Antes, as equipes de auditoria concluíam o relatório e só depois enviavam os dados para que os advogados classificassem os riscos da operação. Essa etapa levava ao menos três semanas (duas para a auditoria e mais uma para a análise do advogado). Hoje, para acelerar o procedimento, estão sendo analisadas as versões preliminares do relatório.
“Eles vão apurando as informações e compartilhando. Então o prazo caiu para menos de uma semana”, diz o advogado do escritório Demarest. “Porque a lógica toda é que para decidir o preço normalmente se descontam aquelas possíveis contingências cujo o risco de perda seja muito grande. Então, compradores e vendedores precisam ter pelo menos ‘um cheiro’ desse número para conseguir definir o preço até o fim do ano e assinar os documentos”, destaca.
Há dúvidas no mercado, no entanto, em como o Fisco irá interpretar o fechamento dos contratos. Principalmente em relação ao pagamento. Não está claro na Lei nº 13.259 se basta que a operação seja concluída até 31 de dezembro para garantir a alíquota atual ou se a operação tem de ser fechada e pagos os valores referentes à transação ainda em 2016.
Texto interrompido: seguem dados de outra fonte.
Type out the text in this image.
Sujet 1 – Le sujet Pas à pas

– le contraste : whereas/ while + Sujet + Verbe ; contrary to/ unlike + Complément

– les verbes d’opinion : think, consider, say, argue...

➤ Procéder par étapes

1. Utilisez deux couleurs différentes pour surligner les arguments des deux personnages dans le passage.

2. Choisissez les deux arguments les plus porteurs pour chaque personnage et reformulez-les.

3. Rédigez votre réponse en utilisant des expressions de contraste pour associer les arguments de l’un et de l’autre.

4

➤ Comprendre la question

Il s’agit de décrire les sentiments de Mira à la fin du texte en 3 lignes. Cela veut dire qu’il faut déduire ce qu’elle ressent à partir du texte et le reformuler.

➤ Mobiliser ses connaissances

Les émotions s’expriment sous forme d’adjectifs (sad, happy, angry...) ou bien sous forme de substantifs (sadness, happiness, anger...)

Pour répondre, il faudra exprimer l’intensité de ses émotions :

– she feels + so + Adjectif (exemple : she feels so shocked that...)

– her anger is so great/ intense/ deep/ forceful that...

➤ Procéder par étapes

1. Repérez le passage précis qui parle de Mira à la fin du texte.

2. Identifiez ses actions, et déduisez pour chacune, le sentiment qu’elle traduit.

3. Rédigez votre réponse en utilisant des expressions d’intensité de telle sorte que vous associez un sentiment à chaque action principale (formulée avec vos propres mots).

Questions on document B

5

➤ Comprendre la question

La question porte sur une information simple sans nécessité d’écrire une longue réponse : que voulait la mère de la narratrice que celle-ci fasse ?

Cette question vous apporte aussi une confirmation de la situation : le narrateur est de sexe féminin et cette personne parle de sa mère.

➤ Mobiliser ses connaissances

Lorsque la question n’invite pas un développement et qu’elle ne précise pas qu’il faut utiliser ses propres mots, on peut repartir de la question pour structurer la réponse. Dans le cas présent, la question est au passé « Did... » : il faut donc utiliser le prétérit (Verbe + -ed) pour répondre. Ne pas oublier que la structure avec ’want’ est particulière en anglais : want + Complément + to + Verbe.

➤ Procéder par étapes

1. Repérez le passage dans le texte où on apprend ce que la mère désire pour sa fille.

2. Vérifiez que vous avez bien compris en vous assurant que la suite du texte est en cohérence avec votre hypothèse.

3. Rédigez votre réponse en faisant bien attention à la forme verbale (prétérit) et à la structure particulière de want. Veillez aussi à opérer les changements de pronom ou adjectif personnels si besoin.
Especialistas na área, os advogados Luca Salvoni e Augusto César Rodrigues, do escritório Cascione, Pulino, Boulos & Santos, entendem que a única forma de não haver qualquer risco de mudança no percentual do imposto é o pagamento ser efetuado ainda neste ano, à vista. Acreditam, por outro lado, que há argumentação jurídica para manter a alíquota de 15% nos casos em que o contrato prever o pagamento parcelado da compra.
“Para a venda a prazo, calcula-se o valor à vista. Mas o imposto vai sendo recolhido conforme o recebimento das parcelas. Pode ser, porém, que estejamos antecipando um contencioso dos próximos anos porque não há um posicionamento claro da Receita”, pondera Salvoni.
Os advogados afirmam, no entanto, que estão correndo ao máximo com as antecipações do pagamento. “Muitas vezes com impacto no preço. E nos casos em que não deu, nós fizemos até pagamento em outros formatos. Há investidores que estão pagando parte do total em ações para garantir o fechamento total neste ano”, acrescenta Augusto César Rodrigues.
Procurada pelo Valor para esclarecer a interpretação que será dada à norma, a Receita Federal não deu retorno até o fechamento da edição.